Machine learning integration of multi-modal radiomics and clinical factors predicts refracture risk after percutaneous kyphoplasty in postmenopausal women.
Authors
Affiliations (2)
Affiliations (2)
- Spine Surgery, Peking University People's Hospital, Beijing, China.
- Spine Surgery, Peking University People's Hospital, Beijing, China. [email protected].
Abstract
This study explores the use of radiomic features extracted from preoperative T2-weighted MRI and CT images, combined with machine learning models, to predict the risk of vertebral refracture after percutaneous kyphoplasty (PKP) in postmenopausal women. We retrospectively collect data from 156 postmenopausal women with osteoporotic vertebral compression fractures (OVCFs) who underwent PKP (35 refracture cases, 121 non-refracture controls). All patients had preoperative lumbar T2-weighted MRI and CT scans. We extract MRI and CT radiomic features and constructed radiomic signatures through feature selection. Key clinical factors (age, body mass index [BMI], vertebral CT Hounsfield unit [HU] values, smoking history, diabetes history, alcohol use, etc.) are used to build clinical prediction models.

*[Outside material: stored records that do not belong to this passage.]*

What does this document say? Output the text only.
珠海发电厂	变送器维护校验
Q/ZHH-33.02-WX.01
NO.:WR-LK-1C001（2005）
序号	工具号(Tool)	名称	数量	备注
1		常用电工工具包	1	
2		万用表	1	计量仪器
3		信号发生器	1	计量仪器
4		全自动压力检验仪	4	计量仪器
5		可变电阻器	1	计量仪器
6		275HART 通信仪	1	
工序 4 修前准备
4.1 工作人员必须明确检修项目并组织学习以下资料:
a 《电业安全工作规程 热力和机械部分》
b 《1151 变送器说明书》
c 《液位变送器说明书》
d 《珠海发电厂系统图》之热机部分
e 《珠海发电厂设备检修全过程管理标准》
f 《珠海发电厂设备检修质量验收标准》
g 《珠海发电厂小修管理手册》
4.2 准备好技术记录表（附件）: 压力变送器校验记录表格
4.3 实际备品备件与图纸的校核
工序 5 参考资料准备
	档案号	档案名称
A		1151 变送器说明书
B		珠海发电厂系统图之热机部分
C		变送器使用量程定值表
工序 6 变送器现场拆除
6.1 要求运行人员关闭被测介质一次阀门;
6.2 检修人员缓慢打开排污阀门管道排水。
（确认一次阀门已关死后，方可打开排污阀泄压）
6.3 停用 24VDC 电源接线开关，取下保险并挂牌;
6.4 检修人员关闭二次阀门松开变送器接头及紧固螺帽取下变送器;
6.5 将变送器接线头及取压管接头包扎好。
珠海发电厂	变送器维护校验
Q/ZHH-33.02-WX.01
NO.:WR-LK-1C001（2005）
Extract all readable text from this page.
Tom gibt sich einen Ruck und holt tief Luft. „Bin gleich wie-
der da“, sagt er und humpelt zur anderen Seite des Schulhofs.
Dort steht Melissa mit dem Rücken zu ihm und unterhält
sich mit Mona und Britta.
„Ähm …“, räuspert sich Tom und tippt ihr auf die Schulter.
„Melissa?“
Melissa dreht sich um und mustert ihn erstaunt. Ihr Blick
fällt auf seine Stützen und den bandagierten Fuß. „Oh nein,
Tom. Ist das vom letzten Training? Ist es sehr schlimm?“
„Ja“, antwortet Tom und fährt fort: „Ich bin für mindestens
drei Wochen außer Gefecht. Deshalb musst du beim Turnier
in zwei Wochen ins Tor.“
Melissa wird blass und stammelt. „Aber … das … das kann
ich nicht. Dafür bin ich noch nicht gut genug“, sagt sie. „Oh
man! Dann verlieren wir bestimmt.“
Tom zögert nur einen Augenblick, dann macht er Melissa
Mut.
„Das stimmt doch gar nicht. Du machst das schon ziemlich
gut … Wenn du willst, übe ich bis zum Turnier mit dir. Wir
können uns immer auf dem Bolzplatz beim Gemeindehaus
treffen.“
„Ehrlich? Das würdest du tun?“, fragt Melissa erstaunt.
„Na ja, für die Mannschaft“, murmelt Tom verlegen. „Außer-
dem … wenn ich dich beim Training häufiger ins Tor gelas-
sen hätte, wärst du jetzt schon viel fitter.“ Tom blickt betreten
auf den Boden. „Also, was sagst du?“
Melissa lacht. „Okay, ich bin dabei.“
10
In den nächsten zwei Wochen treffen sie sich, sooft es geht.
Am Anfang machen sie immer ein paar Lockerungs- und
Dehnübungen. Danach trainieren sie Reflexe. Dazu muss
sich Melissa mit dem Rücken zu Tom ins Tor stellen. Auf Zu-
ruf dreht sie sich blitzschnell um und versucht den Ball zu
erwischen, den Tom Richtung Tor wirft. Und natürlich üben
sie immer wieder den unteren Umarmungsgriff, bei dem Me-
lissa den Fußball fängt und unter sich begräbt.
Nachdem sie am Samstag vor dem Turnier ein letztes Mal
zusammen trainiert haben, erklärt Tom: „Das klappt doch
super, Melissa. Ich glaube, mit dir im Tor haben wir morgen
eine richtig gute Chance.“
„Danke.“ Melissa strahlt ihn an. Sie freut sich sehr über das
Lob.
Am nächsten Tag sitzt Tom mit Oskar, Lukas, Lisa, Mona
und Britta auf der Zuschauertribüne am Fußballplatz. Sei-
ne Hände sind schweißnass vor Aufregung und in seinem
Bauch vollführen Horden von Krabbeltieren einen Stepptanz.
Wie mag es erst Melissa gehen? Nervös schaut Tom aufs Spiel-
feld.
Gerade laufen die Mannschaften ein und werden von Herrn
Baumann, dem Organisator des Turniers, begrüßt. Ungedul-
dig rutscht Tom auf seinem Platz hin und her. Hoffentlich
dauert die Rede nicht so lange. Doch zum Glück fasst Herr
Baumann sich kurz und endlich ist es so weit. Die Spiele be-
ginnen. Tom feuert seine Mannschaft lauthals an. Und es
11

Various machine learning classifiers (Support Vector Machine [SVM], K-Nearest Neighbors [KNN], Random Forest [RF], ExtraTrees, XGBoost, LightGBM, Multi-layer Perceptron [MLP]) are trained on the radiomic signatures and clinical factors. Model performance was evaluated on an independent test set using area under the ROC curve (AUC) as the primary metric. Accuracy, sensitivity, specificity, and other measures on the test set were compared between radiomic models, clinical models, and a combined model. The refracture group (n = 35, 22.4%) is significantly older (72.09 ± 4.25 vs 70.11 ± 3.31 years, P = 0.002) with lower vertebral bone density (97.00 ± 6.31 vs 102.49 ± 4.68 HU, P < 0.001). Among individual algorithms, the KNN clinical model achieves optimal performance (AUC = 0.74), while the SVM radiomics model demonstrates the best accuracy (AUC = 0.798, accuracy = 0.839, sensitivity = 0.857, specificity = 0.833). The combined model achieves superior performance (AUC = 0.886), significantly outperforming both standalone models. Multi-modal radiomics combined with key clinical factors provides superior prediction of refracture risk after PKP. This approach offers clinicians an objective tool for individualized risk stratification, representing a meaningful step toward precision medicine in managing osteoporotic fractures.